Na “sociedade do conhecimento”, em que o papel da linguagem e da cultura como meios de produção surge como claramente decisivo, é iniludível a centralidade dos objetos tradicionais das Humanidades – o ser humano no tempo e no espaço, a cultura, a memória, as linguagens e os respetivos usos sociais. Ao mesmo tempo, contudo, no contexto da universidade, transformada num sistema burocrático organizado segundo critérios de eficiência e de racionalidade económica moldados pela lógica do capitalismo neoliberal em tempos de globalização, a vulnerabilidade das Humanidades tornou-se mais patente do que nunca.
Deste ponto de vista, a crise das Humanidades não exprime senão a crise mais geral, dominada pela hegemonia de conceções da economia, da política e da sociedade que conhecem apenas uma razão instrumental e para as quais, por conseguinte, a interrogação autorreflexiva e a busca de sentido próprias da perspetiva das Humanidades são inteiramente irrelevantes.

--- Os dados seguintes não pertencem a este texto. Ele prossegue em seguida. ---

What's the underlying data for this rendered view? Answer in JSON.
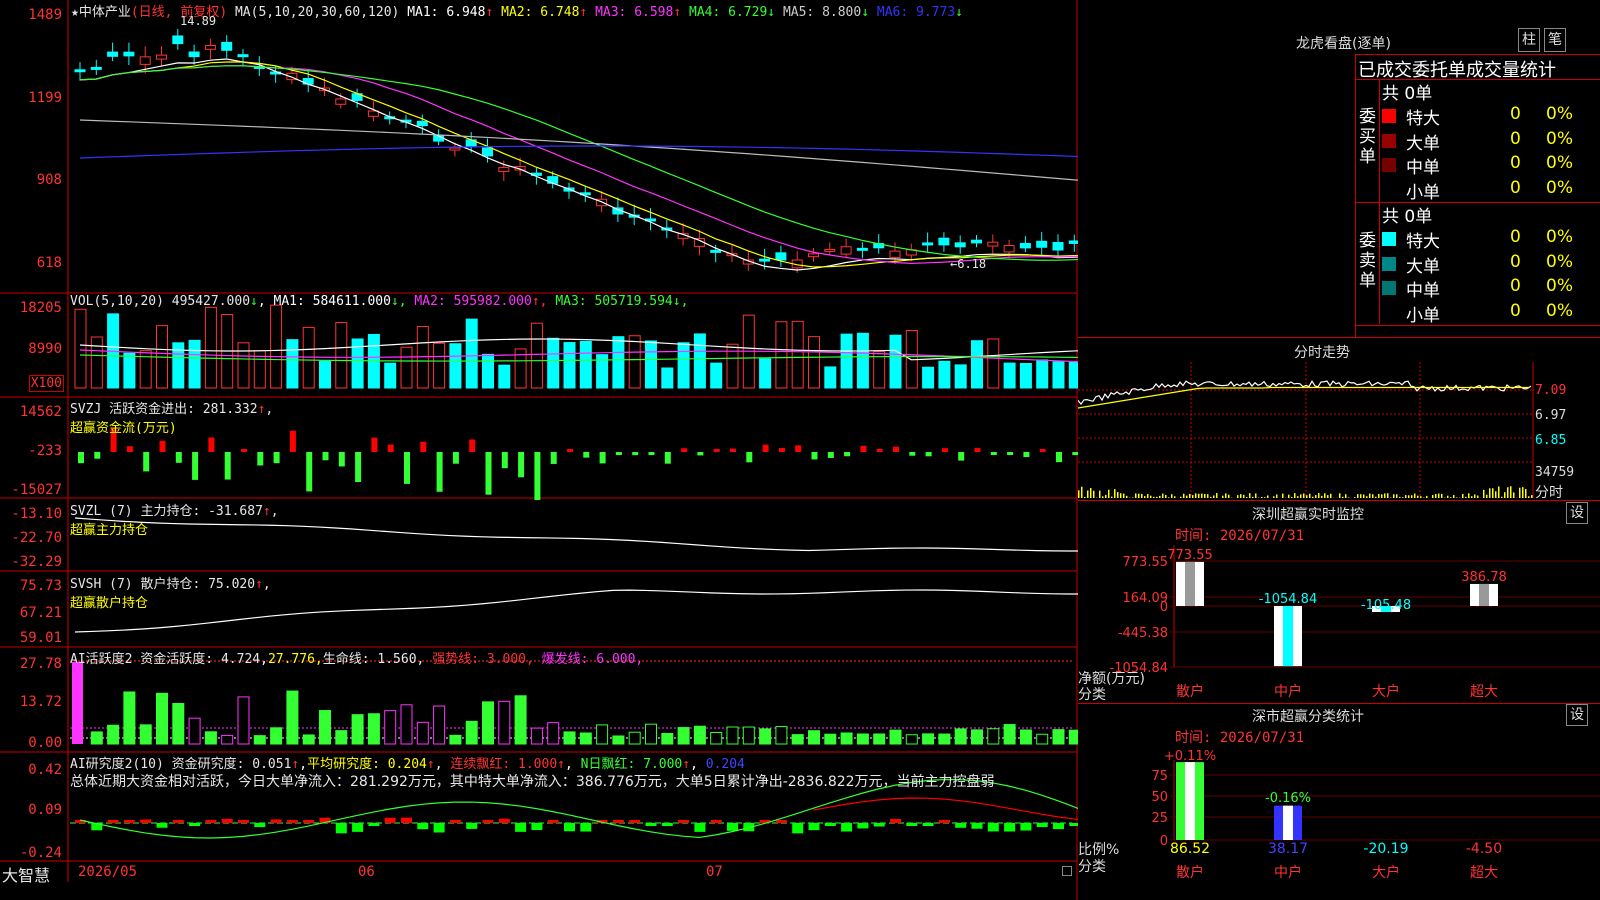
{
  "stock": {
    "name": "中体产业",
    "period": "(日线, 前复权)",
    "star": "★"
  },
  "footer": {
    "brand": "大智慧",
    "dates": [
      "2026/05",
      "06",
      "07"
    ]
  },
  "main_chart": {
    "high_marker": "14.89",
    "low_marker": "6.18",
    "yticks": [
      "1489",
      "1199",
      "908",
      "618"
    ],
    "ma_label": "MA(5,10,20,30,60,120)",
    "ma": [
      {
        "k": "MA1",
        "v": "6.948",
        "a": "↑",
        "c": "#ffffff"
      },
      {
        "k": "MA2",
        "v": "6.748",
        "a": "↑",
        "c": "#ffff00"
      },
      {
        "k": "MA3",
        "v": "6.598",
        "a": "↑",
        "c": "#ff33ff"
      },
      {
        "k": "MA4",
        "v": "6.729",
        "a": "↓",
        "c": "#33ff33"
      },
      {
        "k": "MA5",
        "v": "8.800",
        "a": "↓",
        "c": "#cccccc"
      },
      {
        "k": "MA6",
        "v": "9.773",
        "a": "↓",
        "c": "#3333ff"
      }
    ]
  },
  "vol_panel": {
    "label": "VOL(5,10,20)",
    "value": "495427.000",
    "arrow": "↓",
    "ma": [
      {
        "k": "MA1",
        "v": "584611.000",
        "a": "↓",
        "c": "#ffffff"
      },
      {
        "k": "MA2",
        "v": "595982.000",
        "a": "↑",
        "c": "#ff33ff"
      },
      {
        "k": "MA3",
        "v": "505719.594",
        "a": "↓",
        "c": "#33ff33"
      }
    ],
    "yticks": [
      "18205",
      "8990"
    ],
    "unit": "X100"
  },
  "svzj_panel": {
    "label": "SVZJ  活跃资金进出:",
    "value": "281.332",
    "arrow": "↑",
    "suffix": ",",
    "sub": "超赢资金流(万元)",
    "yticks": [
      "14562",
      "-233",
      "-15027"
    ]
  },
  "svzl_panel": {
    "label": "SVZL (7) 主力持仓:",
    "value": "-31.687",
    "arrow": "↑",
    "suffix": ",",
    "sub": "超赢主力持仓",
    "yticks": [
      "-13.10",
      "-22.70",
      "-32.29"
    ]
  },
  "svsh_panel": {
    "label": "SVSH (7) 散户持仓:",
    "value": "75.020",
    "arrow": "↑",
    "suffix": ",",
    "sub": "超赢散户持仓",
    "yticks": [
      "75.73",
      "67.21",
      "59.01"
    ]
  },
  "ai_activity": {
    "label": "AI活跃度2 资金活跃度:",
    "value": "4.724",
    "v2": "27.776,",
    "life_label": "生命线:",
    "life": "1.560,",
    "strong_label": "强势线:",
    "strong": "3.000,",
    "burst_label": "爆发线:",
    "burst": "6.000,",
    "yticks": [
      "27.78",
      "13.72",
      "0.00"
    ]
  },
  "ai_research": {
    "label": "AI研究度2(10) 资金研究度:",
    "value": "0.051",
    "avg_label": "平均研究度:",
    "avg": "0.204",
    "streak_label": "连续飘红:",
    "streak": "1.000",
    "nday_label": "N日飘红:",
    "nday": "7.000",
    "last": "0.204",
    "summary": "总体近期大资金相对活跃，今日大单净流入：281.292万元，其中特大单净流入：386.776万元，大单5日累计净出-2836.822万元，当前主力控盘弱",
    "yticks": [
      "0.42",
      "0.09",
      "-0.24"
    ]
  },
  "right": {
    "title": "龙虎看盘(逐单)",
    "btn_zhu": "柱",
    "btn_bi": "笔",
    "stat_title": "已成交委托单成交量统计",
    "buy": {
      "label": "委买单",
      "total": "共 0单",
      "rows": [
        {
          "name": "特大",
          "n": "0",
          "p": "0%",
          "c": "#ff0000"
        },
        {
          "name": "大单",
          "n": "0",
          "p": "0%",
          "c": "#990000"
        },
        {
          "name": "中单",
          "n": "0",
          "p": "0%",
          "c": "#770000"
        },
        {
          "name": "小单",
          "n": "0",
          "p": "0%",
          "c": ""
        }
      ]
    },
    "sell": {
      "label": "委卖单",
      "total": "共 0单",
      "rows": [
        {
          "name": "特大",
          "n": "0",
          "p": "0%",
          "c": "#00ffff"
        },
        {
          "name": "大单",
          "n": "0",
          "p": "0%",
          "c": "#008888"
        },
        {
          "name": "中单",
          "n": "0",
          "p": "0%",
          "c": "#007777"
        },
        {
          "name": "小单",
          "n": "0",
          "p": "0%",
          "c": ""
        }
      ]
    },
    "intraday": {
      "title": "分时走势",
      "prices": [
        "7.09",
        "6.97",
        "6.85"
      ],
      "volume": "34759",
      "label": "分时"
    },
    "sz_monitor": {
      "title": "深圳超赢实时监控",
      "set": "设",
      "time": "时间: 2026/07/31",
      "yticks": [
        "773.55",
        "164.09",
        "0",
        "-445.38",
        "-1054.84"
      ],
      "ylabel": "净额(万元)",
      "xlabel": "分类",
      "chart_data": {
        "type": "bar",
        "categories": [
          "散户",
          "中户",
          "大户",
          "超大"
        ],
        "values": [
          773.55,
          -1054.84,
          -105.48,
          386.78
        ],
        "labels": [
          "773.55",
          "-1054.84",
          "-105.48",
          "386.78"
        ]
      }
    },
    "sz_class": {
      "title": "深市超赢分类统计",
      "set": "设",
      "time": "时间: 2026/07/31",
      "yticks": [
        "75",
        "50",
        "25",
        "0"
      ],
      "ylabel": "比例%",
      "xlabel": "分类",
      "chart_data": {
        "type": "bar",
        "categories": [
          "散户",
          "中户",
          "大户",
          "超大"
        ],
        "top_labels": [
          "+0.11%",
          "-0.16%",
          "",
          ""
        ],
        "values": [
          86.52,
          38.17,
          -20.19,
          -4.5
        ],
        "value_labels": [
          "86.52",
          "38.17",
          "-20.19",
          "-4.50"
        ]
      }
    }
  },
  "colors": {
    "up": "#ff3333",
    "down": "#00ffff",
    "grid": "#cc0000"
  }
}
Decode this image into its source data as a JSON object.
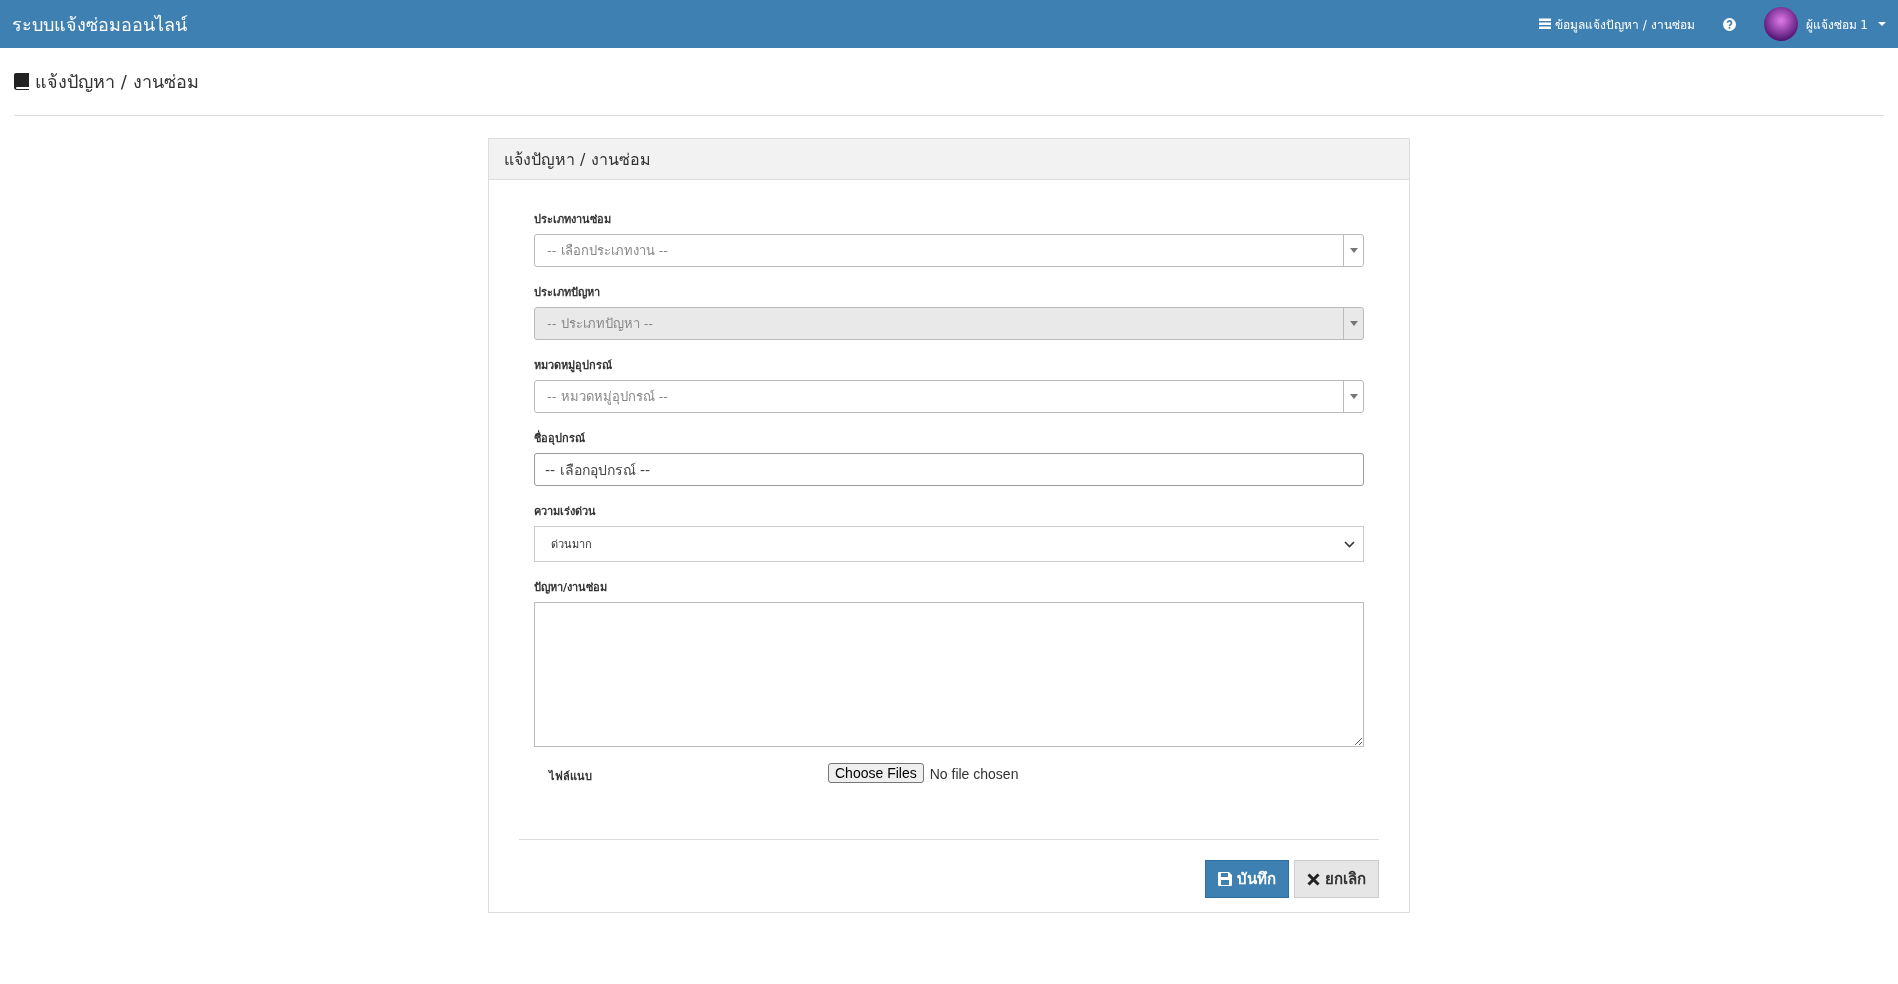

Neste contexto, o desiderato da antropologização do saber, que orienta a visão renovada de um campo do conhecimento menos interessado num conceito coisificado de cultura do que na forma cultural do mundo, constitui-se como princípio crítico fundamental. Assim, a exploração do potencial ética e politicamente transformador de umas Humanidades inconformadas com a atomização das esferas do conhecimento e da experiência próprias da história única da modernidade ocidental e, consequentemente, apostadas em tomar como objeto uma reflexão transversal sobre o conjunto da sociedade contemporânea em todos os seus aspetos, pode constituir-se como uma parte essencial da crítica ao pensamento hegemónico. Deste ponto de vista, as Humanidades são parte insubstituível do processo de construção de uma alternativa ao pensamento hegemónico, cuja receita para sair da crise é, simultaneamente, a receita para a perpetuação desta e para a consequente negação de dimensões fundamentais do ser humano.